Mr. Speaker, on questions and comments, I share something in common with the previous speaker. Having served more than 15 years in this House, the legislation before us does not affect me either. It does not affect him because he has not earned a pension. It does not affect me because I have already earned one and this law is not retroactive and does not take away property and contributions we have already acquired.
I note with some interest that his constituents have told him they will accept a pension plan where the government adds one dollar, as the employer I suppose, to every dollar that MPs put into the pension plan. I have done some of the calculations.
In my own case over 15 years, had the government contributed dollar for dollar to my contributions and had we been able to earn the kind of interest that is available through RRSPs, the accumulated value of those funds at 8 per cent would have been more than enough for me to have taken the equivalent to what I
am going to be getting if and when I retire at the maximum amount forever. When I died my estate would still get the bulk of the money.
That is with the kind of contributions that were made in the past 15 or 16 years. The only difference is that the government has not been contributing one dollar each year. Its contributions have had to come willy-nilly whenever the fund runs dry.

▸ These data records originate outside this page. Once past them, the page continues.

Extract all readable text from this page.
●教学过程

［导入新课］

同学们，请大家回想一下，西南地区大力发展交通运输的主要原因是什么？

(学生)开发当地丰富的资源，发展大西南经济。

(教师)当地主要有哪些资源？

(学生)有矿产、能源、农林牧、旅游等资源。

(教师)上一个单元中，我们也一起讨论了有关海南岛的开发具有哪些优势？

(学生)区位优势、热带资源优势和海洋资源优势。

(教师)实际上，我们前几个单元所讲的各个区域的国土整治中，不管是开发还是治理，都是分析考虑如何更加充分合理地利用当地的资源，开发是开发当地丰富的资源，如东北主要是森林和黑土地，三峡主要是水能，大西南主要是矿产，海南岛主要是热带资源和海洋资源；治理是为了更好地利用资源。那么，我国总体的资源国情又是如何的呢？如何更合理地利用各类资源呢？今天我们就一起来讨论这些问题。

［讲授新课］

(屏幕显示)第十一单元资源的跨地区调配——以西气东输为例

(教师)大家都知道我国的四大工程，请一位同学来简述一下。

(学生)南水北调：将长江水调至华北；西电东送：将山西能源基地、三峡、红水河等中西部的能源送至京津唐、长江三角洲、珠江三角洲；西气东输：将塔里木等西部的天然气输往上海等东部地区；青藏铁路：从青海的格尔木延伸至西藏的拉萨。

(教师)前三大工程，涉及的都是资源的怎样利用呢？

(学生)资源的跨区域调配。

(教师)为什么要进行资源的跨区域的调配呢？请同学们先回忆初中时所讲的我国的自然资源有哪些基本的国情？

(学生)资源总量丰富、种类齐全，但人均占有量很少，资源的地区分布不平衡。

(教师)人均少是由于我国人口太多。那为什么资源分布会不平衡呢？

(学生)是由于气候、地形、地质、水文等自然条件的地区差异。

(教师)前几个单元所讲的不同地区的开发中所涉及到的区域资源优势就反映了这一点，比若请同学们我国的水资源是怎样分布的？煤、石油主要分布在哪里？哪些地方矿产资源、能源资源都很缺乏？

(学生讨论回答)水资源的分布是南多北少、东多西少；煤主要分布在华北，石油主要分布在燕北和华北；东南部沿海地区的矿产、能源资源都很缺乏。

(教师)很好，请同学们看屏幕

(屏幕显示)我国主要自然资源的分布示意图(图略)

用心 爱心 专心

The other factor that most of the public and certainly my friends in the Reform Party seem to be missing is that the program we were all forced into when we became members a long time ago pays for the use of the funds that we have contributed. They go essentially to the government to use and spend as it chooses. At the end of each year, it allocates 4 per cent simple interest for the use of those funds. The funds have not been earning market rates of interest. Our pension deductions have been used to subsidize the operation of government.